Gold rush-era rules to stop mining pollution are still in use – but they’re failing – by Susan Lawrence and Peter Davies (The Conversation – August 14, 2019)

https://theconversation.com/

Bento Rodrigues, Brazil, 6 November 2015

Wet, orange mud covers everything: streets, houses, cars, animals, trees, fields. The violent force of a torrent of mud has overturned cars and left them hovering on top of buildings. It has torn the roofs off houses and pushed over their walls.

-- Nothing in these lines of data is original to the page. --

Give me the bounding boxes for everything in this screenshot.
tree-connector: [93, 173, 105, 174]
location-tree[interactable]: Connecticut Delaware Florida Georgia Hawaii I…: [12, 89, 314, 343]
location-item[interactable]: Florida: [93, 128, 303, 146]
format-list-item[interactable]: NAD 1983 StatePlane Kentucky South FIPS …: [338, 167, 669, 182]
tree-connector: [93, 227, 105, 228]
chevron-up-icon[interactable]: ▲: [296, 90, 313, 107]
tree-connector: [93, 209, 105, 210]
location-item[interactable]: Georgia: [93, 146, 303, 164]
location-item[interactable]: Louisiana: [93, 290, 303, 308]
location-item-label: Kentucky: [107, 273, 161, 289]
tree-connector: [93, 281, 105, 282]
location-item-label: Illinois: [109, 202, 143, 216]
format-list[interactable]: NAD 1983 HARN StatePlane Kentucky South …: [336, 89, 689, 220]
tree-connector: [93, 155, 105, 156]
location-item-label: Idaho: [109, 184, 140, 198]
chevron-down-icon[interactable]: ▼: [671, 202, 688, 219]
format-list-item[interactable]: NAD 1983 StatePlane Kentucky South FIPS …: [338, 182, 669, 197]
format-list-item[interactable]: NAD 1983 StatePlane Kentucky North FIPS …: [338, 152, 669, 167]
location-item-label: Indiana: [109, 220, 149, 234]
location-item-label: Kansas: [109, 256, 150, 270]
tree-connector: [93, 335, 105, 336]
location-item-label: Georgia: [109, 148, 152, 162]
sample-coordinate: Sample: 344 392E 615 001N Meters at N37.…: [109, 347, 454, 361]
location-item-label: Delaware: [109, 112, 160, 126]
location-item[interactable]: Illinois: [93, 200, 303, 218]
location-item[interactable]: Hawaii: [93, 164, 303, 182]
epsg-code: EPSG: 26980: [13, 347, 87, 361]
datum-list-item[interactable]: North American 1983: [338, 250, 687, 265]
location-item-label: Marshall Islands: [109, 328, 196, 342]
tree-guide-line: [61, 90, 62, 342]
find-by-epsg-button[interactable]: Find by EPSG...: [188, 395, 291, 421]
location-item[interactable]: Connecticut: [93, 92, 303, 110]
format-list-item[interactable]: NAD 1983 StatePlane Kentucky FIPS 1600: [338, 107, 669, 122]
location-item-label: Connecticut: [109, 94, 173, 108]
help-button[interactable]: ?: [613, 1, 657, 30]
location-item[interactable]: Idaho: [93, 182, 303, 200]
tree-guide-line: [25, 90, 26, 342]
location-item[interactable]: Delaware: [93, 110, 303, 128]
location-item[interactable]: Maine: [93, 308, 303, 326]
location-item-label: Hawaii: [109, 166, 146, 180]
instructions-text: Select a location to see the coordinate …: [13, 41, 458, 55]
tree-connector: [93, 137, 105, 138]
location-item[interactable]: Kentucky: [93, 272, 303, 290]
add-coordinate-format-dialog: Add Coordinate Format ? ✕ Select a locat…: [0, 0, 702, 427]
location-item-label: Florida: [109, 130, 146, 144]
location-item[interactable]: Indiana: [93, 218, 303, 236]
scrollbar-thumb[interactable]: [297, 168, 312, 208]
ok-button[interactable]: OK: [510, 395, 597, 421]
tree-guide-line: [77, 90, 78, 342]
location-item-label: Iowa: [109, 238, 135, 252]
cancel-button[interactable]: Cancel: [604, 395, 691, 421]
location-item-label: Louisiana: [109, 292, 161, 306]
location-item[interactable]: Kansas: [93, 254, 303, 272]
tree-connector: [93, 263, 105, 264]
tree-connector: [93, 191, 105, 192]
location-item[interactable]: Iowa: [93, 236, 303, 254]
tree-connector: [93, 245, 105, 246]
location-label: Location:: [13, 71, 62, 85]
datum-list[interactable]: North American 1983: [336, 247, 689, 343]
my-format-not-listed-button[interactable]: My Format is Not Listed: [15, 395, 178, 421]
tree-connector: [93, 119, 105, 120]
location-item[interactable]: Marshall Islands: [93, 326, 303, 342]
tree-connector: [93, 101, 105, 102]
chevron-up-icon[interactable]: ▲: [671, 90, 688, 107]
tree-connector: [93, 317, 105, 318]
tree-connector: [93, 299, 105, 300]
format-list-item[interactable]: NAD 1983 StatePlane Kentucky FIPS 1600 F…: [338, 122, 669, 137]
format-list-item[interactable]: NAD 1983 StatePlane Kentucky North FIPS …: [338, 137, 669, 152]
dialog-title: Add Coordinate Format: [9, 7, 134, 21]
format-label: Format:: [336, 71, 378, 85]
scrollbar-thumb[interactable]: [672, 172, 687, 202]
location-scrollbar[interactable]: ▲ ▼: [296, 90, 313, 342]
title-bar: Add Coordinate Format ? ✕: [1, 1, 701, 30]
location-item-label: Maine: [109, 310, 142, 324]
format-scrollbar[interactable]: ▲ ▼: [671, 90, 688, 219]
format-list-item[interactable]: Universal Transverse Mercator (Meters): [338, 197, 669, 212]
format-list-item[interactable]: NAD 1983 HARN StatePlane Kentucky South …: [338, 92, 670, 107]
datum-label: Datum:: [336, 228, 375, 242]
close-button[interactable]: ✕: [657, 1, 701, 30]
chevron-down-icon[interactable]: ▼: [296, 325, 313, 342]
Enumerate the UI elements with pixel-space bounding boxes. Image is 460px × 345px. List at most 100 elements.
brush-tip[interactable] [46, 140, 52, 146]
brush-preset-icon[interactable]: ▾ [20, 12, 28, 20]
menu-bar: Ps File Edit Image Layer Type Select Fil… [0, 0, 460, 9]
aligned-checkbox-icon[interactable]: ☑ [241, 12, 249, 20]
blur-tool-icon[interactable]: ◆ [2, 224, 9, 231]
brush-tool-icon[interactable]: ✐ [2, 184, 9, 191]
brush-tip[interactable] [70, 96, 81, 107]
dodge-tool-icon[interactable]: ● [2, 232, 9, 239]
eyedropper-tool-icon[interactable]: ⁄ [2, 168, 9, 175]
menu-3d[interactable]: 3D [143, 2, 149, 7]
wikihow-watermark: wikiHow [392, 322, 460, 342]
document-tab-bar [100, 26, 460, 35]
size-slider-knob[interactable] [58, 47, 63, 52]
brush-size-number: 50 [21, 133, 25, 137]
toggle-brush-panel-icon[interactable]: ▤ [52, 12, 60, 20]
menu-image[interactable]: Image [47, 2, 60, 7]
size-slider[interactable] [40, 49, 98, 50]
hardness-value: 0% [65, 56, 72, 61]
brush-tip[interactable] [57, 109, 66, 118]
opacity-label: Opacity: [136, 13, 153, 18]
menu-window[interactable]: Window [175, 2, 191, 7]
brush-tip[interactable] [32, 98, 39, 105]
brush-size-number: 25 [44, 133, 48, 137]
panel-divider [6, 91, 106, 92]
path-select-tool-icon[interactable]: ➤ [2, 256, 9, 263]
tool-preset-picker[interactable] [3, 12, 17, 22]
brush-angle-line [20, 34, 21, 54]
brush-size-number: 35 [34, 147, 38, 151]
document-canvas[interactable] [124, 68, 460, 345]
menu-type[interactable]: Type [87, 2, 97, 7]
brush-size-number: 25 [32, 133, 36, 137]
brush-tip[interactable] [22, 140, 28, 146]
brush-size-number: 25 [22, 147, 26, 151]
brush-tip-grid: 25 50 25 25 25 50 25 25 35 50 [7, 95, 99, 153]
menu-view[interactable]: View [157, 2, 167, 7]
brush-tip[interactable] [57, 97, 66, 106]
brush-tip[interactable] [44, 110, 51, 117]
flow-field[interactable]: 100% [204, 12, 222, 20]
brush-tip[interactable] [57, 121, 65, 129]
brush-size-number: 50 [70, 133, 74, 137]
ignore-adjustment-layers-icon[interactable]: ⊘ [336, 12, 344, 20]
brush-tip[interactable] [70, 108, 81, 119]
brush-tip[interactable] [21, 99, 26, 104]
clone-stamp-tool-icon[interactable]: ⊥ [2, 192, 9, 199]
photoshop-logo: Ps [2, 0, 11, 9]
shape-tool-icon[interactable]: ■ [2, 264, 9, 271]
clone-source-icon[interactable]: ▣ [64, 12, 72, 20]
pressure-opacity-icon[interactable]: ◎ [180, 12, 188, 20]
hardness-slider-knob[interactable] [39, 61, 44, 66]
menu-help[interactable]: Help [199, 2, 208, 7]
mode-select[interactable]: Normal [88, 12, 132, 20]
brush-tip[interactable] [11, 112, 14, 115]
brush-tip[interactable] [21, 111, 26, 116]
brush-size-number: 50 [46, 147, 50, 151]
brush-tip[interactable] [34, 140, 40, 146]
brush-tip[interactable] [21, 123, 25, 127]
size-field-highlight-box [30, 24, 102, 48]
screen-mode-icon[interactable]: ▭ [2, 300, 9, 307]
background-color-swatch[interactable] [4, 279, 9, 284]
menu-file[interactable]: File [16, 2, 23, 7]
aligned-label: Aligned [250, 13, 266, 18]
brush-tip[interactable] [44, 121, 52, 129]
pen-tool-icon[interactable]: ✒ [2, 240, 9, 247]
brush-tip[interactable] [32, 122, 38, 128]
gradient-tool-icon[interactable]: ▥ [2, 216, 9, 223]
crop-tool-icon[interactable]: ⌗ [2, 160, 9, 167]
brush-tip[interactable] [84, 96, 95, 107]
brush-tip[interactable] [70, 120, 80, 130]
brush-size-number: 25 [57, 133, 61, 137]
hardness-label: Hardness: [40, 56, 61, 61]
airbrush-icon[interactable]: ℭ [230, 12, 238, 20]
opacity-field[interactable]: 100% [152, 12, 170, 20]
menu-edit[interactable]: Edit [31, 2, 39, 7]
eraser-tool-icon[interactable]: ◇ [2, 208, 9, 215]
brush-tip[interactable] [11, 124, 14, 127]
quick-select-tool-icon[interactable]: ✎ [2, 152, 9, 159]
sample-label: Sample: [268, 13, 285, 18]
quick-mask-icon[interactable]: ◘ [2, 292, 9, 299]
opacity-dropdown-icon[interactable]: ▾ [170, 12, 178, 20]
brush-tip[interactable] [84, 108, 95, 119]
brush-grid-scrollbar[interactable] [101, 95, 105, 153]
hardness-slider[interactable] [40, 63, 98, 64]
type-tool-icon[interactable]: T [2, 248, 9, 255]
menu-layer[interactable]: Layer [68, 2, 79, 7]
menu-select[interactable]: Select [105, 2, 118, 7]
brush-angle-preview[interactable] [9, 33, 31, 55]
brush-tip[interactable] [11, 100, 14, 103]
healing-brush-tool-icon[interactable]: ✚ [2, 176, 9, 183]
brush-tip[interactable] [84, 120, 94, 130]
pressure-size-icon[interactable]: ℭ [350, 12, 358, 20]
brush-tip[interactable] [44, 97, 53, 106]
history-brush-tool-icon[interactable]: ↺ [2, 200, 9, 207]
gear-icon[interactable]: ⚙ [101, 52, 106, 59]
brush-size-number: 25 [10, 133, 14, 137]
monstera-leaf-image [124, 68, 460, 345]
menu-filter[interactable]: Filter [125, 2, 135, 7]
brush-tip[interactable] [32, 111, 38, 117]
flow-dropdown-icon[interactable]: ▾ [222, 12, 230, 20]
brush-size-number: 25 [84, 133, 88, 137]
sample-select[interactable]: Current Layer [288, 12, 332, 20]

The view of the town from helicopters flying above reveals a desolate landscape: sludge-caked animals struggle to free themselves, and rescue teams search desperately for survivors. Mud dyes the river orange for hundreds of kilometres downstream, and two weeks later it will flow out into the Atlantic in an expanding orange stain.

This devastation is the result of the catastrophic failure of a tailings dam: a vast settling pond built to store the muddy waste from Samarco’s Germano iron ore mine.

Late one afternoon in November 2015 the dam wall gave way. The collapse released a flood of polluted, sediment-laden water that raced down the valley below, destroying and burying everything in its path and leaving 21 people dead. The valley will never be the same.

Just three years later another tailings dam failed in the same part of Brazil, with more tragic human consequences.